‘Au précipice de la mort’ : un poème de Gaza par Haya Abu Nasser

Par Nancy Kricorian, le 8 mars 2024

Photo prise par Haya Abu Nasser à Gaza, 2024.

Haya Abu Nasser et moi nous sommes rencontrés via We Are Not Numbers, un programme de formation littéraire et de mentorat en langue anglaise fondé à Gaza en 2015. Haya a été déplacée à l’intérieur de la bande de Gaza à quatre reprises depuis octobre 2023, et se connecte au monde extérieur par le biais d’un accès au réseau téléphonique intermittent, souvent réduit au silence par les missiles israéliens.

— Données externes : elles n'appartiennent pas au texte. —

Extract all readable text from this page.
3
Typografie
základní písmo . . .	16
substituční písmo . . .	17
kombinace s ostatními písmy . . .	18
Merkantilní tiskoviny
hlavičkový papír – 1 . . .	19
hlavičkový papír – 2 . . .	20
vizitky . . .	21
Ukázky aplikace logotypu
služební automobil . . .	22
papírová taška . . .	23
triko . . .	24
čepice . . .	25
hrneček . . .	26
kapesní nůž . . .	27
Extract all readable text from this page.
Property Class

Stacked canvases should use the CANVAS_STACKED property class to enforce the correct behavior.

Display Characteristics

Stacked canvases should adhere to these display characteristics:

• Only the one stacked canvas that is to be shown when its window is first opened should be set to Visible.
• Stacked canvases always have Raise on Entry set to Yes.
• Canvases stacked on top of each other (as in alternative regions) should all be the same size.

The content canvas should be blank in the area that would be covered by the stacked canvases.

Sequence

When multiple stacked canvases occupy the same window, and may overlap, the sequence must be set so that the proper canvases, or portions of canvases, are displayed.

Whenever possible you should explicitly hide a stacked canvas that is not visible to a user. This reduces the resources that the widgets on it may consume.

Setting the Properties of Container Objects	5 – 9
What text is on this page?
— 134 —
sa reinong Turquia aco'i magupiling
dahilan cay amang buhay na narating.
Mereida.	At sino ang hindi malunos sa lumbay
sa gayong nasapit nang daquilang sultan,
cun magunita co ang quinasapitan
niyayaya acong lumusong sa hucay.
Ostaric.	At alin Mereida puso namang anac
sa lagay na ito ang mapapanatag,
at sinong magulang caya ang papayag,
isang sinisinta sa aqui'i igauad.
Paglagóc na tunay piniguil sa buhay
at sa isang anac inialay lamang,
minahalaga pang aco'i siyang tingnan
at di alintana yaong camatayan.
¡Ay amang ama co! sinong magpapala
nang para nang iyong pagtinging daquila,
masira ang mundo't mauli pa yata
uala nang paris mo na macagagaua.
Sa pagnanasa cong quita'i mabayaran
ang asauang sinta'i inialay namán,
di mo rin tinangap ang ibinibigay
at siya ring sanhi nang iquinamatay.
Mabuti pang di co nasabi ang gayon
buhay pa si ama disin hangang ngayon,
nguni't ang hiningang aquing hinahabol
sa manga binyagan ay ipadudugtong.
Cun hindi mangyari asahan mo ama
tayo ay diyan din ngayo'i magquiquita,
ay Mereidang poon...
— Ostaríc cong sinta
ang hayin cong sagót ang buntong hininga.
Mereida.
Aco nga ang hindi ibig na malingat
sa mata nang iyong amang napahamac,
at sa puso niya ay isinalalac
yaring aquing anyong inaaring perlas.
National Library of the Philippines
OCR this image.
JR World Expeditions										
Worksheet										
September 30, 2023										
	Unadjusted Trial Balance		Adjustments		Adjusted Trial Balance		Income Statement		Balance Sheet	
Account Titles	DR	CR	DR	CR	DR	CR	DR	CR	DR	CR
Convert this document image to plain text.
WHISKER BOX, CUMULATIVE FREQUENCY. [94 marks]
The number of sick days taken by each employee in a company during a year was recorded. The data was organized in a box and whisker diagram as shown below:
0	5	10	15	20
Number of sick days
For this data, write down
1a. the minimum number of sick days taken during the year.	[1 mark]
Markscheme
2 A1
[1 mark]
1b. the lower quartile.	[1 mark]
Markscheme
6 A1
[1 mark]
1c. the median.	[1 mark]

J’enseigne l’écriture créative depuis plus de trente-cinq ans et Haya est l’une des poètes les plus talentueuses que j’ai connues. Elle écrit des poèmes magnifiques et dévastateurs, alors qu’elle vit sous une tente et qu’elle subit de plein fouet les pertes considérables causées à Gaza par la violence génocidaire d’Israël. Comme je l’ai dit à Haya, son talent est un diamant brut et, à travers ses écrits, elle défend son peuple.

Voici son poème :

Au précipice de la mort
par Haya Abu Nasser

Notre vie n’est-elle qu’une pièce de théâtre mélancolique,
sur une scène de sang,
avec un public aux yeux somnolents ?
En arrière-plan,
le blues pourchasse les oreilles.
Des pas sprintent d’avant en arrière,
comme un archet sur les cordes d’un violon.

Des foules lugubres résonnent de gémissements :
vers où devrions-nous fuir
pour échapper aux drones implacables ?
Les gens s’échappent comme des ombres ;
sur leur dos, le rocher de Sisyphe.
Ils escaladent la falaise de la mort.
Leurs doigts sont étirés,
afin d’atteindre les branches qui poussent
contre l’abîme sombre.

La mort tend une main de rédemption,
avec une forte pression.
Quand je retire ma main,
il saisit ma tête et me regarde dans les yeux,
m’incitant à suivre son chemin.

Au précipice de la mort,
je me vois suspendue à un nœud coulant,
se balançant gracieusement au gré du vent.
Je suis aussi libre qu’une luciole qui brille dans une grotte,
un sourire sur mon visage d’azur.
Mes mains sont libérées,
comme un vieux chêne,
dansant un tango avec la brise.

Mon âme est un vaisseau migratoire,
où la mort attend sur la berge,
et réclame d’autres visiteurs.

Sur l’autre rive du précipice,
la Mort se tient seule.
Elle est vêtue d’un costume blanc,
arrangeant un bouquet avec un soin méticuleux,
pour accueillir sa nouvelle épouse.

Gaza, février 2024

Haya Abu Nasser est une militante des droits de l’homme et une écrivaine dont la famille est originaire de Deir-Sneid. Elle a obtenu une licence en littérature anglaise et en sciences humanitaires et a travaillé pour plusieurs organisations non gouvernementales en Palestine. Son travail a été publié ou va l’être dans AGNI, Scoundrel Time, Evergreen Review, The Normal School, The Rumpus et Guernica. Après avoir été déplacée à l’intérieur de Gaza à quatre reprises entre octobre 2023 et février 2024, elle a réussi à franchir la frontière de Rafah pour entrer en Égypte au début du mois de mars et se rendra en Malaisie pour étudier en vue de l’obtention d’un diplôme d’études supérieures en relations internationales.

Nancy Kricorian est l’autrice des romans ‘Zabelle’, ‘Dreams of Bread and Fire’ et ‘All the Light There Was’. Elle a enseigné à Barnard, Columbia, Rutgers, Yale et à l’université de New York, ainsi qu’à l’université de Birzeit dans le cadre de l’atelier d’écriture sur la Palestine. Son nouveau roman sur les Arméniens de Beyrouth pendant la guerre civile libanaise sera publié par Red Hen Press en 2025.